There are many ways to cultivate our “social and domestic ties” at Thanksgiving. Consider donating to a food bank or helping prepare a meal for those in need. Invite someone who would otherwise spend the day alone to your Thanksgiving meal. Give to a charity of your choice. Let go of a long-held grudge. Pray for someone you love — or for someone you don’t — who is going through a difficult time. This will help turn your focus away from self and outward toward others, thereby helping to provide the proper focus for the holiday.

Don’t Forget the Object of Your Thanks

In 1852, Hale wrote:

THE FOURTH OF JULY is the exponent of independence and civil freedom. THANKSGIVING DAY is the national pledge of Christian faith in God, acknowledging him as the dispenser of blessings. These two festivals should be joyfully and universally observed throughout our whole country, and thus incorporated in our habits of thought as inseparable from American life.

Perhaps nothing gets so lost in our contemporary celebration of Thanksgiving as the one whom the celebration should be about — the giver of all good things. If you have forgotten or neglected God in your observance of Thanksgiving, consider making a change this year.

There are many ways to do so. Find a church in your area that is holding a Thanksgiving service, and plan to attend. If you’re not accustomed to praying before meals, use Thanksgiving as an opportunity to do so. Maybe you’ll start a new family tradition! You don’t have to say an “ex corde” (“from the heart” or extemporaneous) prayer. The Lord’s Prayer will do. So will a psalm. Some to consider are Psalm 100, 117, 136, and 147.

One of my family’s Thanksgiving traditions is to spend some time on Thanksgiving Day sharing what we are thankful for. So you don’t put people on the spot, let them know ahead of time if you plan to do this. Then, at a designated time — perhaps before saying grace, during or after your meal, or at some other time during your Thanksgiving gathering — have those present take turns sharing what they are thankful for. Appoint someone, perhaps a younger person in your midst, to make a list of the blessings that have been shared, decorate it, and post it in a prominent place.
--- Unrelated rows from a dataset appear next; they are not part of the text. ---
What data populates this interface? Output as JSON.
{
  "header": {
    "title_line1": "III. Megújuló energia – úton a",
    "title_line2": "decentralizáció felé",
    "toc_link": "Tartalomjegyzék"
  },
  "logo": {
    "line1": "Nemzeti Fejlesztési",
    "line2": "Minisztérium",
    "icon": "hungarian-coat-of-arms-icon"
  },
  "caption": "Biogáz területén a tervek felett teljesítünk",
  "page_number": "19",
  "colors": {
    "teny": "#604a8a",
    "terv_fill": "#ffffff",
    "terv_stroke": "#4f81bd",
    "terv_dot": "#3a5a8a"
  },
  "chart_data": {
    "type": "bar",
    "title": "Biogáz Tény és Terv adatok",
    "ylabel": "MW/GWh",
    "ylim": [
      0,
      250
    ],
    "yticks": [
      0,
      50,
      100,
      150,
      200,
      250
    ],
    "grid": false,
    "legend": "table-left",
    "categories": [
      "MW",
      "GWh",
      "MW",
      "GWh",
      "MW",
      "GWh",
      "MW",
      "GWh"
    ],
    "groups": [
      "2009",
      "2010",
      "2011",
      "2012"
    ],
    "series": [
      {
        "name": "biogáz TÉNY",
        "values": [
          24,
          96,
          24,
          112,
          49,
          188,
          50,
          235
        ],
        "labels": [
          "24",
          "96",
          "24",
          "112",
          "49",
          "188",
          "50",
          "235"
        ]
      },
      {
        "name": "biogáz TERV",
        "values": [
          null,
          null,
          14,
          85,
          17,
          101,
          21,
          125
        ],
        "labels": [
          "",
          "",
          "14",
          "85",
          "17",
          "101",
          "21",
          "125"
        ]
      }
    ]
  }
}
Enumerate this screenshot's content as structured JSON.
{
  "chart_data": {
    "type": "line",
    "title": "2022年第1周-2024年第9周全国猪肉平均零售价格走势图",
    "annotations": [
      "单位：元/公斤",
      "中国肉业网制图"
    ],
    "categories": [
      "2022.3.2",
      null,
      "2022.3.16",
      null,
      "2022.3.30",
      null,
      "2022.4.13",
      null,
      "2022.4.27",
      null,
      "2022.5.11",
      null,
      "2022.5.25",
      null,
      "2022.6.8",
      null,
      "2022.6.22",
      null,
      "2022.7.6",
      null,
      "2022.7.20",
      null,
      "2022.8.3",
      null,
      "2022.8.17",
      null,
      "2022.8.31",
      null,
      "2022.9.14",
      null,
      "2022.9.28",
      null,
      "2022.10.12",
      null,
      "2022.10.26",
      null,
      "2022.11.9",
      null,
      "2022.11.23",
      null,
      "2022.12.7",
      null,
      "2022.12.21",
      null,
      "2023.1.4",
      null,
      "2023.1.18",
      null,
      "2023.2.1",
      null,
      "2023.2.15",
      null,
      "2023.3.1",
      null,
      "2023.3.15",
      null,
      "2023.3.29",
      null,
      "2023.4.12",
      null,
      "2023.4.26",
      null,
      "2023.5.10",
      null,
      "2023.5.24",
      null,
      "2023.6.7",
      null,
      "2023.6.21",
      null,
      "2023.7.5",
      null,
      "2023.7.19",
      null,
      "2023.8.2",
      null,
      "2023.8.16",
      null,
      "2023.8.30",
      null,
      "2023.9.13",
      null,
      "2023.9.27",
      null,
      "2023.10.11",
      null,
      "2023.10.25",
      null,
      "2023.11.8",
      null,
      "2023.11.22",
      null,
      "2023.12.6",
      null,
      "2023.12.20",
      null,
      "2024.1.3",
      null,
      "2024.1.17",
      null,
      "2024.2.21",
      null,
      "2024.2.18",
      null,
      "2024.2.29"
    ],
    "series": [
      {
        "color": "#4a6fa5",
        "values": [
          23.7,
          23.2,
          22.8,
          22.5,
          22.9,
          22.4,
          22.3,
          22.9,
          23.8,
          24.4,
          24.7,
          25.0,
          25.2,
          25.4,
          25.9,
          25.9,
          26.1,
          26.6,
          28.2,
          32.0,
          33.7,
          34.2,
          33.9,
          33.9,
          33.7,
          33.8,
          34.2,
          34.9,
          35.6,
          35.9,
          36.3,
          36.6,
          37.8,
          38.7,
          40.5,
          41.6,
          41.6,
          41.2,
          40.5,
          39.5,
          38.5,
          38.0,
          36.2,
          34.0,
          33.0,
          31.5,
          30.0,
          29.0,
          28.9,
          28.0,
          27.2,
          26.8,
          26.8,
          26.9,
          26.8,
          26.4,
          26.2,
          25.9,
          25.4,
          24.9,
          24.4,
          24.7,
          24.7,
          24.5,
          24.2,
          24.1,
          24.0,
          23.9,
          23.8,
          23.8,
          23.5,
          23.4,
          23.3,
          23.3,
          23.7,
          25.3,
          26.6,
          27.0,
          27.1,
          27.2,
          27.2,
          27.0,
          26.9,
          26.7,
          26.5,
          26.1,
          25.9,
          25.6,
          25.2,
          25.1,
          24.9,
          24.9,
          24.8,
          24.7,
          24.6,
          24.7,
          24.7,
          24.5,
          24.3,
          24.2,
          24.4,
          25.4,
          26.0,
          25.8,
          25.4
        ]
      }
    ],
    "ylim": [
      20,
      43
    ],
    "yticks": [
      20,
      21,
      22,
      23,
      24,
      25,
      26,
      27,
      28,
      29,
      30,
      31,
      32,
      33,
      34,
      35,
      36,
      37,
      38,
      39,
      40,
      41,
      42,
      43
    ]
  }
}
Thanksgiving Becomes a National Holiday

When President Lincoln issued his Thanksgiving proclamation in 1863, he issued it only for that year. He issued another proclamation in 1864, and every president since then has maintained the practice.

In 1871, Hale began advocating for Congress to institute Thanksgiving as an annual national holiday. It was not until 1941, when President Franklin D. Roosevelt signed into law a bill setting the fourth Thursday of November as an official U.S. holiday, that Hale’s 1871 vision was complete:

As things now stand, our Thanksgiving is exposed to the chances of the time. Unless the President or the Governor of the State in office happens to see fit, no day is appointed for its observance. Is not this a state of things which calls for instant remedy? Should not our festival be assured to us by law? We hope to see, before many months have elapsed, perhaps before our next Thanksgiving, the passage of an act by Congress appointing the last Thursday in November as a perpetual holiday, wherein the whole nation may unite in praise to Almighty God for his bounty and love, in rejoicing over the blessings of the year, in the union of families, and in acts of charity and kindness to the poor.

Cheryl Magness is managing editor of Reporter, the official web magazine of The Lutheran Church--Missouri Synod, assistant editor at Sister, Daughter, Mother, Wife, a forum about Christian female vocation, and a contributor to "He Restores My Soul: Writings on Cross and Comfort" from Emmanuel Press. She writes regularly on issues of faith, family and culture.